Hans Ulrich Obrist: Do your sculptures portray existing people?
Thomas Liu Le Lann: Yes, I write biographic essays about the boys (men) I meet, linking them to my sculptural work. I title each piece with their first names.
HUO: Who is the main character?
TLLL: He was my lover. The exhibition Best Western will attempt to tell a story about him. Specifically about the night that we shared together in a room at the Best Western Hotel in Hong Kong.I want to recreate this hotel room on a different scale by putting the outside neon lights and some other elements inside the exhibition space. My poem about my lover will also be placed within the exhibition.
HUO: How is this going to work? Will there be an exact reconstruction of this hotel room? With the minibar, the T.V., the table?

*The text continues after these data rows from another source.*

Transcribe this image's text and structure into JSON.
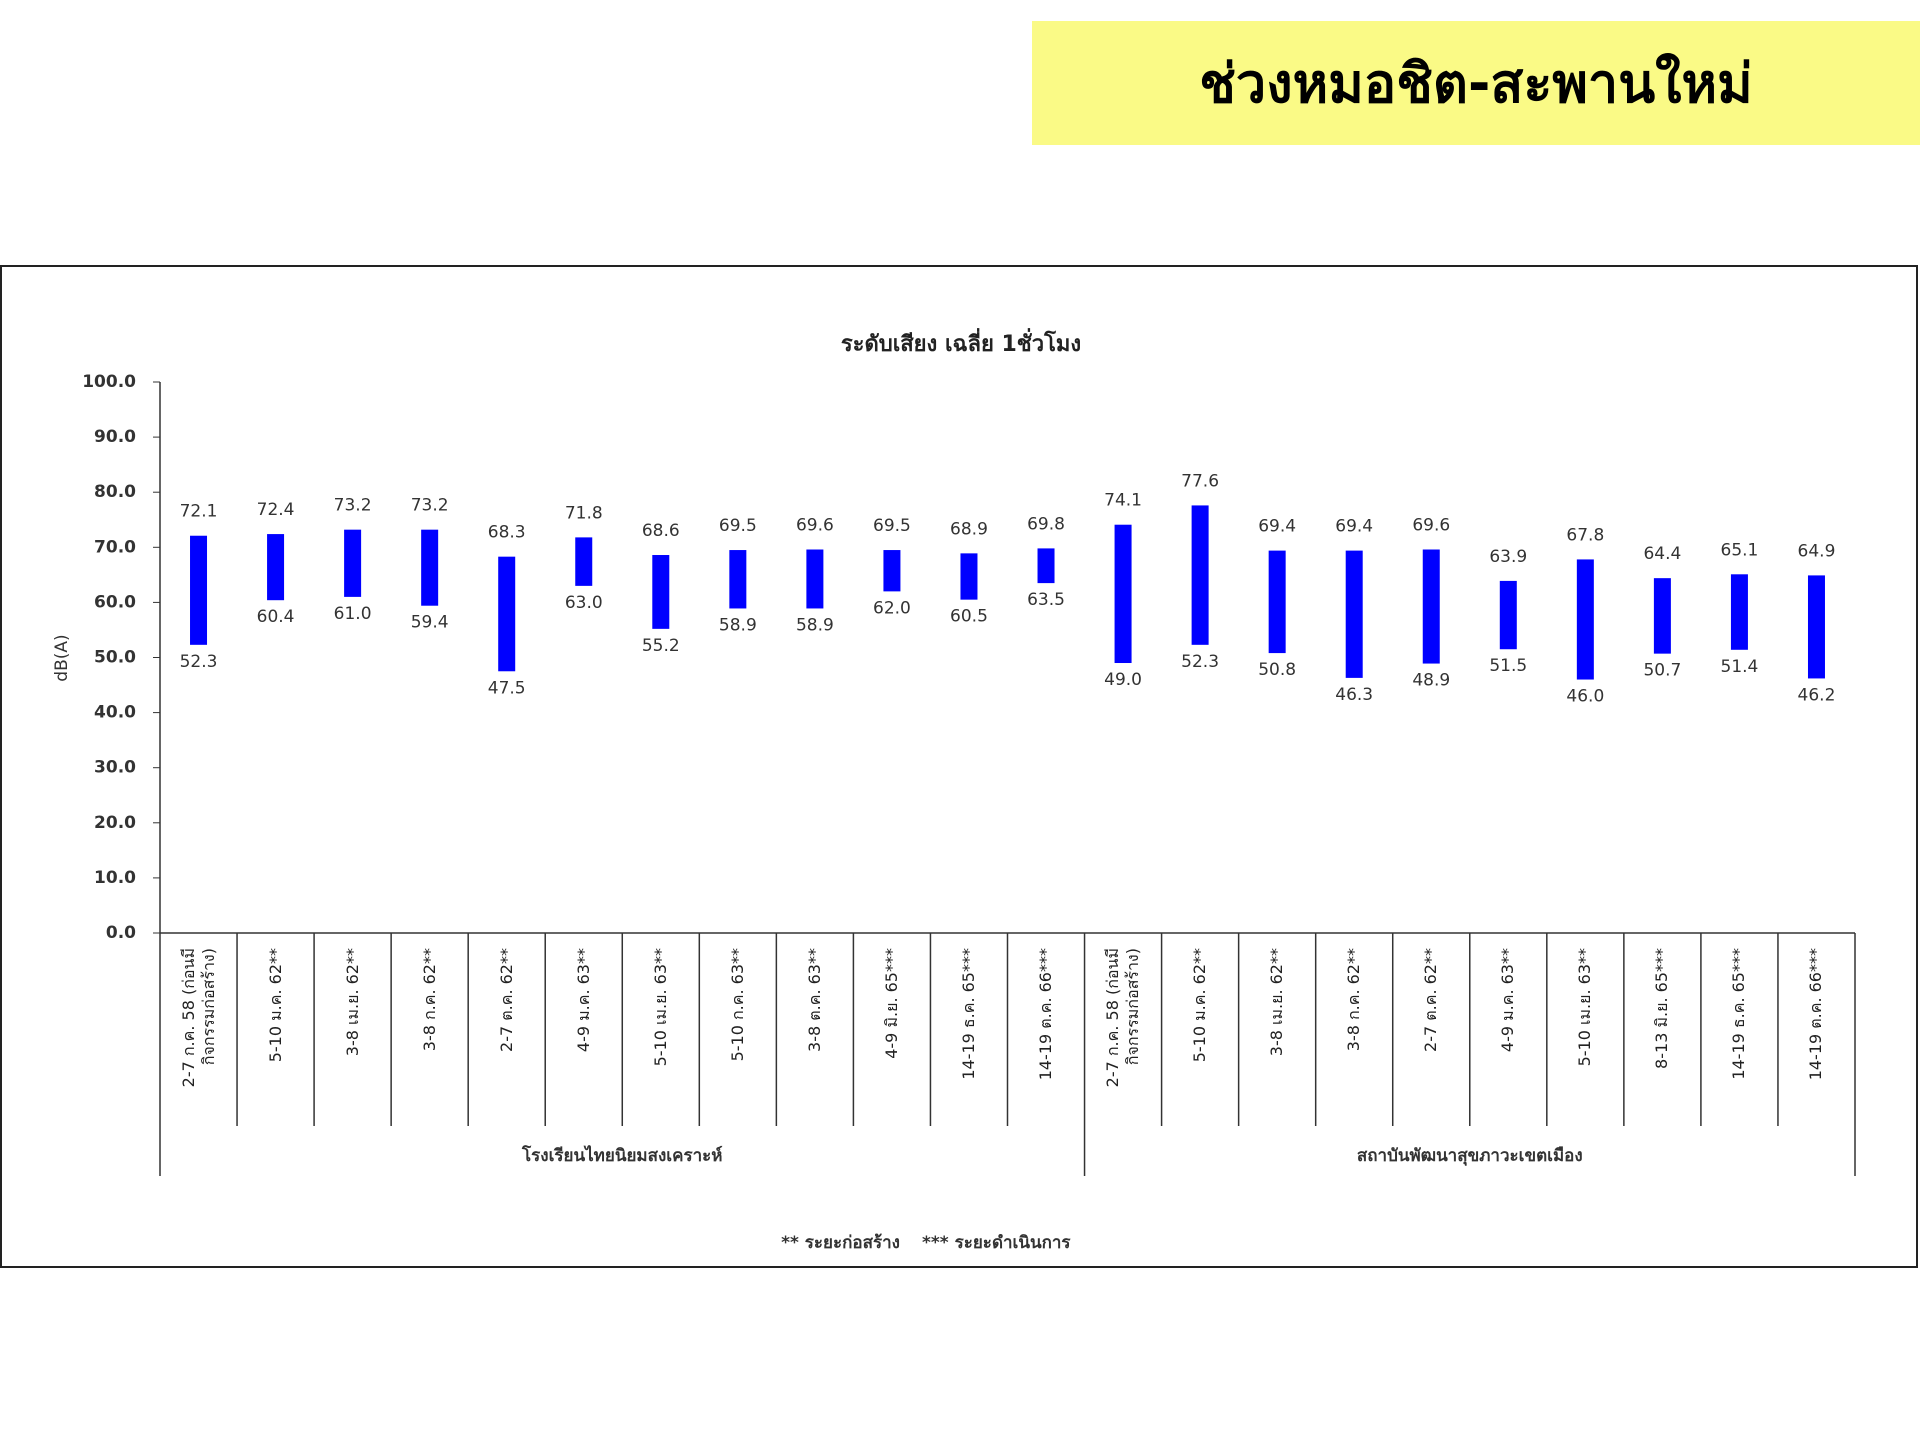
{
  "header": {
    "title": "ช่วงหมอชิต-สะพานใหม่"
  },
  "chart_data": {
    "type": "range_bar",
    "title": "ระดับเสียง เฉลี่ย 1ชั่วโมง",
    "y_label": "dB(A)",
    "groups": [
      {
        "name": "โรงเรียนไทยนิยมสงเคราะห์",
        "categories": [
          "2-7 ก.ค. 58 (ก่อนมีกิจกรรมก่อสร้าง)",
          "5-10 ม.ค. 62**",
          "3-8 เม.ย. 62**",
          "3-8 ก.ค. 62**",
          "2-7 ต.ค. 62**",
          "4-9 ม.ค. 63**",
          "5-10 เม.ย. 63**",
          "5-10 ก.ค. 63**",
          "3-8 ต.ค. 63**",
          "4-9 มิ.ย. 65***",
          "14-19 ธ.ค. 65***",
          "14-19 ต.ค. 66***"
        ]
      },
      {
        "name": "สถาบันพัฒนาสุขภาวะเขตเมือง",
        "categories": [
          "2-7 ก.ค. 58 (ก่อนมีกิจกรรมก่อสร้าง)",
          "5-10 ม.ค. 62**",
          "3-8 เม.ย. 62**",
          "3-8 ก.ค. 62**",
          "2-7 ต.ค. 62**",
          "4-9 ม.ค. 63**",
          "5-10 เม.ย. 63**",
          "8-13 มิ.ย. 65***",
          "14-19 ธ.ค. 65***",
          "14-19 ต.ค. 66***"
        ]
      }
    ],
    "color": "#0000ff",
    "low": {
      "values": [
        52.3,
        60.4,
        61.0,
        59.4,
        47.5,
        63.0,
        55.2,
        58.9,
        58.9,
        62.0,
        60.5,
        63.5,
        49.0,
        52.3,
        50.8,
        46.3,
        48.9,
        51.5,
        46.0,
        50.7,
        51.4,
        46.2
      ],
      "value_labels": [
        "52.3",
        "60.4",
        "61.0",
        "59.4",
        "47.5",
        "63.0",
        "55.2",
        "58.9",
        "58.9",
        "62.0",
        "60.5",
        "63.5",
        "49.0",
        "52.3",
        "50.8",
        "46.3",
        "48.9",
        "51.5",
        "46.0",
        "50.7",
        "51.4",
        "46.2"
      ]
    },
    "high": {
      "values": [
        72.1,
        72.4,
        73.2,
        73.2,
        68.3,
        71.8,
        68.6,
        69.5,
        69.6,
        69.5,
        68.9,
        69.8,
        74.1,
        77.6,
        69.4,
        69.4,
        69.6,
        63.9,
        67.8,
        64.4,
        65.1,
        64.9
      ],
      "value_labels": [
        "72.1",
        "72.4",
        "73.2",
        "73.2",
        "68.3",
        "71.8",
        "68.6",
        "69.5",
        "69.6",
        "69.5",
        "68.9",
        "69.8",
        "74.1",
        "77.6",
        "69.4",
        "69.4",
        "69.6",
        "63.9",
        "67.8",
        "64.4",
        "65.1",
        "64.9"
      ]
    },
    "ylim": [
      0,
      100
    ],
    "yticks": [
      {
        "value": 0,
        "label": "0.0"
      },
      {
        "value": 10,
        "label": "10.0"
      },
      {
        "value": 20,
        "label": "20.0"
      },
      {
        "value": 30,
        "label": "30.0"
      },
      {
        "value": 40,
        "label": "40.0"
      },
      {
        "value": 50,
        "label": "50.0"
      },
      {
        "value": 60,
        "label": "60.0"
      },
      {
        "value": 70,
        "label": "70.0"
      },
      {
        "value": 80,
        "label": "80.0"
      },
      {
        "value": 90,
        "label": "90.0"
      },
      {
        "value": 100,
        "label": "100.0"
      }
    ],
    "footnotes": [
      "** ระยะก่อสร้าง",
      "*** ระยะดำเนินการ"
    ]
  }
}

TLLL: Not really, it will be far from being a millimetric reconstruction of the room. The exhibition space already looks like a bedroom. Therefore, I'm going to place the hotel's neon lights and my luggage inside it. It will be a small scene that occurs within the room rather than reconstructing the hotel room itself.
HUO: What's the importance of writing for you?
TLLL: I don't draw. I write a lot. I only draw sewing patterns, and sometimes I make scribbles in my sketchbook. My research and ideas pass through the writing of my stories and poems.
HUO: What influences your writing?
TLLL: In my younger years I took inspiration from Marguerite Duras, specifically Un barrage contre le Pacifique, Le Ravissement de Lol V. Stein and obviously l'Amant . Later I read Paul B. Preciado, Guillaume Dustan and then Hervé Guibert, Voyage avec deux enfants and Le Mausolée des amants, these authors and their writings are fundamental to me.
HUO: I am not familiar with Guillaume Dustan. Can you tell me about him?
TLLL: He is undoubtedly the only author to have addressed certain subjects in his own way and who reflected an intense period in Paris. His success in France, if we can call it a success, is also strongly linked to his media appearances and the Prix de Flore he received for Nicolas Pages. One of his books, In My Room, has been translated into English and published by Ramaya Tegegne. In his writings, he discusses his relationship to the H.I.V. epidemic, contamination, bareback sex, and relapse. He also documented club life, backrooms and gay bars in Paris, many of which have disappeared today. He expressed a strong position against a certain moralism, which caused a scandal and turned him into a pariah in opposition to the morality of that time.
HUO: In your work, some objects and figures keep reappearing. You told me earlier that they were portraits? What is the role of these figures?
TLLL: Paul Clinton called them "Soft Heroes," since then I have called them that way. They are passive figures. They are objects, and they are objectified, fetishized, and very tired of being visually treated like that. They are in their almost depressive attitude.
HUO: Yes, that's what I think as well, and the "Soft Hero" is a deconstruction of the Hero, isn't it?
TLLL: Yes, that's right. When we hear 'Hero,' we imagine things, people, but we must no longer think about that. We have to think of our Soft Heroes. This reminds me of Guy Hocquenghem and what he describes as the "power of passivity." He argues that to weaken patriarchy, anal penetration is a subversive act. So, passivity is the power of men. Therefore, these men who engage in anal penetration may be or would become soft heroes. It's a beautiful vision. However, to go further, we can imagine communities of completely passive men, who do not practice penetration. I'm talking about an image; not a solution.
HUO: Concerning your exhibition ShowDown at M.B.A.L. Le Locle, you made Kalashnikovs. Where do these Kalashnikov sculptures come from?
TLLL: The rifles were made of padded vinyl. The material is fetishistic and soft, including fake fur that falls off. These weapons are powerless like the phallic representations of Tetsumi Kudo. They are also harmless weapons—toys, penetrable, and with the possibility of sexual insertion.
HUO: Is all your work autobiographical?
TLLL: In short, yes; it's mainly about me, who travels and sleeps with men. These stories are also punctuated by science fiction.
HUO: Is Best Western only about that specific night at the hotel? Or as in Nouveau Roman, does it also concern the objects in the room?
TLLL: Yes, it was a room with a view of the bay. My lover and I drank beer and smoked sitting on the bed; there were smells, a tapestry...
HUO: And what happened to this character? Have you kept in touch? Does he know about it?
TLLL: He works in finance in Hong Kong. We don't talk to each other anymore. Yes, he knows about it. All of the people I had the opportunity to write about have read the texts for validation. The names, places, and details were changed during the writing.
HUO: Do these exhibitions represent new chapters in your novel? Alain Robbe-Grillet has always told me that he uses invitations as a pretext to write sections of his book. For instance, he has to write about a painter; but in his head, it is the first chapter of a novel. Could you imagine that every exhibition you do is a new chapter in your book?
TLLL: Yes, I think there are always elements that play again and again in different situations. It can also be read as a novel with various scenes. The idea for Best Western is to go from chapter to chapter by rebuilding, rewriting, and further developing the text and simultaneously creating new exhibition projects.